At 3:43 PM, Blogger Liz Miller said...

This is one I disagree with you on. Opt-out on organ donation makes sense when 9 out of 10 people wouldn't mind having their organs donated but only 1 out of 10 sign up.

At 12:39 AM, Blogger ema said...

I oppose this both in theory and in practice.

In theory, just because a goal (increasing organ donations) is worthy and something we should work on, both as individuals and as a society, is not reason enough to trust the government with a power grab.

With presumed-consent the government creates a new baseline--the State is entitled to make decisions about your internal organs--and puts the burden on the individual to object to the intrusion and take measures to stop it (opt-out).

Once the medical decision making is shifted to the State you have to trust that politicians will 1) limit the intrusion (only transplants, not, say, egg donation), and 2) continue to allow individuals to have input in their medical decisions. I don't.

In practice, the evidence supporting presumed-consent as a significant factor in organ donation is, at best, weak (.pdf).

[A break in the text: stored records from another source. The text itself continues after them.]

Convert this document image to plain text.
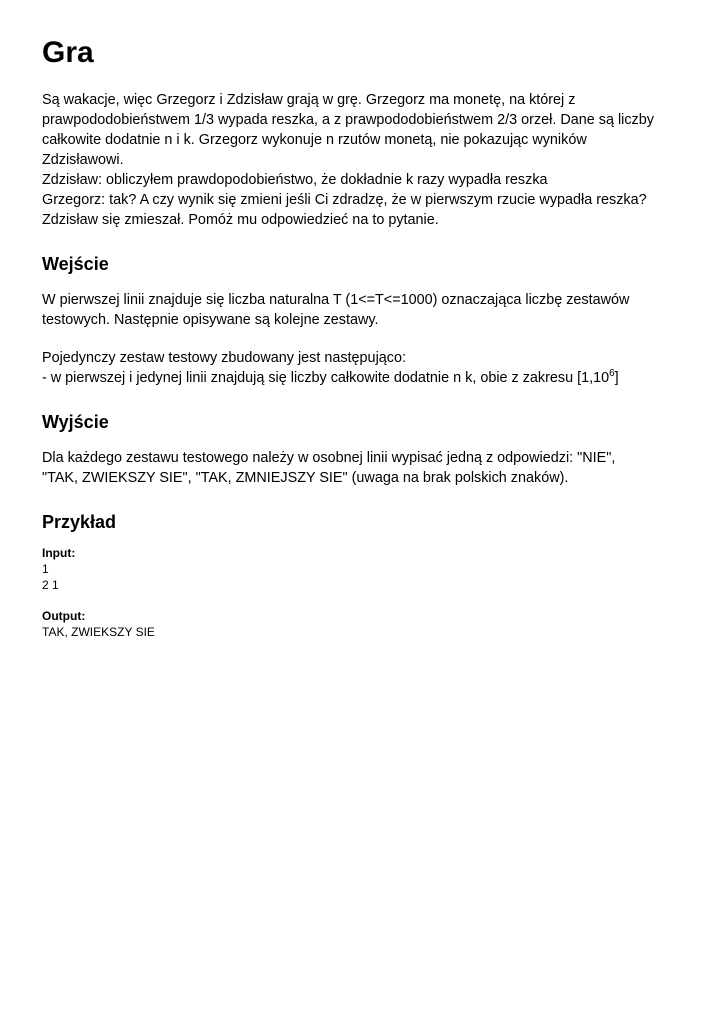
Gra
Są wakacje, więc Grzegorz i Zdzisław grają w grę. Grzegorz ma monetę, na której z
prawpododobieństwem 1/3 wypada reszka, a z prawpododobieństwem 2/3 orzeł. Dane są liczby
całkowite dodatnie n i k. Grzegorz wykonuje n rzutów monetą, nie pokazując wyników
Zdzisławowi.
Zdzisław: obliczyłem prawdopodobieństwo, że dokładnie k razy wypadła reszka
Grzegorz: tak? A czy wynik się zmieni jeśli Ci zdradzę, że w pierwszym rzucie wypadła reszka?
Zdzisław się zmieszał. Pomóż mu odpowiedzieć na to pytanie.
Wejście
W pierwszej linii znajduje się liczba naturalna T (1<=T<=1000) oznaczająca liczbę zestawów
testowych. Następnie opisywane są kolejne zestawy.
Pojedynczy zestaw testowy zbudowany jest następująco:
- w pierwszej i jedynej linii znajdują się liczby całkowite dodatnie n k, obie z zakresu [1,10$^6$]
Wyjście
Dla każdego zestawu testowego należy w osobnej linii wypisać jedną z odpowiedzi: "NIE",
"TAK, ZWIEKSZY SIE", "TAK, ZMNIEJSZY SIE" (uwaga na brak polskich znaków).
Przykład
Input:
1
2 1
Output:
TAK, ZWIEKSZY SIE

At 4:38 PM, Anonymous Anonymous said...

I can see the concern about increasing government intrusiveness, and I think that's important. But as far as numbers, those countries that do use opt-out have 9 out of 10 signed up. It's not that I'm sold on the idea necessarily, although I'm perfectly happy for any organs of mine to be used when I'm done with them. I suppose it's knowing that switching the default will automatically make a huge change in the number of people willing to do it.

But since I'm also an aggressive believer and promoter of the idea of bodily integrity, I'm open to arguments.

I had a problem with the sign in, that's why I'm noting that this is kaethe again.